III. Palese risulta anche la estensione della deroga operata, rispetto alla previsione legislativa statale, dal nuovo comma 1-ter. Si consideri, al riguardo, che l’art. 148, comma 5, del d.lgs. n. 152 del 2006 prevedeva, prima della sua abrogazione, che «ferma restando la partecipazione obbligatoria all’Autorità d’ambito di tutti gli enti locali ai sensi del comma 1, l'adesione alla gestione unica del servizio idrico integrato é facoltativa per i comuni con popolazione fino a 1.000 abitanti inclusi nel territorio delle comunità montane, a condizione che gestiscano l'intero servizio idrico integrato, e previo consenso della Autorità d’ambito competente». Ebbene, ritenere che tale condizione sussista senz’altro «quando la gestione sia iniziata prima dell’entrata in vigore del decreto legislativo n. 152/2006 e sia in corso al momento dell’entrata in vigore» della legge regionale comporta sovrapporre un diverso ambito applicativo da quello della legge statale che può avere punti di sovrapposizione ma certamente comprende anche fattispecie non incluse nella deroga prevista da quest’ultima. Si consideri, ad esempio, che ben potrebbero esserci gestioni ancora in corso ed iniziate prima dell’entrata in vigore del d.lgs. n. 152 del 2006, in relazione alle quali, però, non sia mai intervenuto il consenso dell’Autorità d’ambito: ebbene, tali fattispecie rientrerebbero senz’altro nella deroga regionale ma non in quella prevista dalla legge statale.

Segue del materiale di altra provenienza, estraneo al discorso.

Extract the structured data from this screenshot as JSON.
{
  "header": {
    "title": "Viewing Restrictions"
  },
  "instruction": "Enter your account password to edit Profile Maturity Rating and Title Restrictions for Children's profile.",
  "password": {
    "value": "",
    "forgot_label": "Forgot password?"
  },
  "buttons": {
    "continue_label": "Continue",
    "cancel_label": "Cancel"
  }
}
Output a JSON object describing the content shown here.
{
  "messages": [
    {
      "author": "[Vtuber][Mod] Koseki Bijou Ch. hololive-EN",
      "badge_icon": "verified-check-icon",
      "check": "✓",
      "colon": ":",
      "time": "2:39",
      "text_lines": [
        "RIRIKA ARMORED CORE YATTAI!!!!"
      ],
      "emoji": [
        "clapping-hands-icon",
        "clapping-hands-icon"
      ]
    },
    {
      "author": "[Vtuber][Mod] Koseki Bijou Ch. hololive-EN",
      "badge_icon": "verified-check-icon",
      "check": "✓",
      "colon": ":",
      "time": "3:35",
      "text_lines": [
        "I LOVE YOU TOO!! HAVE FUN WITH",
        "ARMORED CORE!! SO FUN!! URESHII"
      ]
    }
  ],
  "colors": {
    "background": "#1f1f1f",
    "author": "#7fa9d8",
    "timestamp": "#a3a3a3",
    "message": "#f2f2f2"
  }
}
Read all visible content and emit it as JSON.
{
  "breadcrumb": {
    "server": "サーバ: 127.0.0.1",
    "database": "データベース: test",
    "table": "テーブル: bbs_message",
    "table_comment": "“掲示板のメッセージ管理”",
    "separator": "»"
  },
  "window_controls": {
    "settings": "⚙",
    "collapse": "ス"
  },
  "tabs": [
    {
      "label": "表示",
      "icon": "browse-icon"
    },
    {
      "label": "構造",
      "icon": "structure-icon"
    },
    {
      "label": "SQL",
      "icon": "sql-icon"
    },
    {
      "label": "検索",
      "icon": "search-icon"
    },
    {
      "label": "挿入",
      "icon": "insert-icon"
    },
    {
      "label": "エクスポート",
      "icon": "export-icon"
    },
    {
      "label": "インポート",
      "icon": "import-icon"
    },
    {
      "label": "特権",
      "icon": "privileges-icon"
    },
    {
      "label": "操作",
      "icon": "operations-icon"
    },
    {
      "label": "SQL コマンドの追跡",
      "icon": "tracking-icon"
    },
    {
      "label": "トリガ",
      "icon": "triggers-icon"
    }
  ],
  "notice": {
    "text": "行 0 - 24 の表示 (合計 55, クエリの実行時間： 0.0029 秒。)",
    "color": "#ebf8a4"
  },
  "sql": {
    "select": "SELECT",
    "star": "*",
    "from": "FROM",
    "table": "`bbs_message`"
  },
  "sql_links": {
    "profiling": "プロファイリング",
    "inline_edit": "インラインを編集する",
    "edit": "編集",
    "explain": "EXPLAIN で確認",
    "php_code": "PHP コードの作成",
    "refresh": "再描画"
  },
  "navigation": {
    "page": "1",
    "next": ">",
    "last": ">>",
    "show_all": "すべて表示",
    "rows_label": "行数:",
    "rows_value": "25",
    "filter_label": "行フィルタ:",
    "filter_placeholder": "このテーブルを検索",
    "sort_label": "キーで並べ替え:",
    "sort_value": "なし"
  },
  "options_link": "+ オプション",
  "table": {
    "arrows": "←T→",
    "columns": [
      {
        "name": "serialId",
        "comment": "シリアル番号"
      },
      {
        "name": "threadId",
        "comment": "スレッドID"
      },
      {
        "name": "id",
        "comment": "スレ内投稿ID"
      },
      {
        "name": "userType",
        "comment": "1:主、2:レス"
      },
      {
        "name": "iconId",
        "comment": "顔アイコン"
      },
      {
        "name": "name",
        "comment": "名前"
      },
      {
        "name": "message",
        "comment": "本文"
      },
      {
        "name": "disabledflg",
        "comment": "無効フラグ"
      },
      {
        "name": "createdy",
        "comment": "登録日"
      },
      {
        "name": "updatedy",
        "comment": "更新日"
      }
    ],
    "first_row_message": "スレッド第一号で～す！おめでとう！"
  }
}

IV. Infine, anche il nuovo comma 1-quater sovrappone una diversa fattispecie a quella prevista dalla legge statale, determinando un contrasto con la previsione di quest’ultima analogo a quello che contraddistingue le fattispecie prima richiamate.
In base all’ultimo periodo dell’art. 147, comma 2-bis, del d.lgs. n. 152 del 2006, è «l’ente di governo d’ambito territorialmente competente» a dover provvedere «all’accertamento dei predetti requisiti»: in sintesi, anche su tal punto la legge statale impone una riserva di amministrazione per il riconoscimento in concreto dei requisiti, a garanzia dell’esistenza di una adeguata motivazione al riguardo, individuando nell’ente di governo d’ambito l’amministrazione competente. Analogamente a quanto vale per le disposizioni su cui ci si è soffermati più sopra, nel par. 2, si tratta di previsioni poste dalla legge statale a «tutela dell’ambiente e dell’ecosistema» in base all’art. 117, secondo comma, lett. s), Cost.
Da quanto sopra rappresentato, ne discende quindi l’illegittimità costituzionale dell’art. 8 della legge regionale indicata in oggetto, per violazione dell’art. 117, comma secondo, lett. e) ed s), in riferimento all’art. 147, comma 2-bis, del d.lgs. n. 152 del 2006.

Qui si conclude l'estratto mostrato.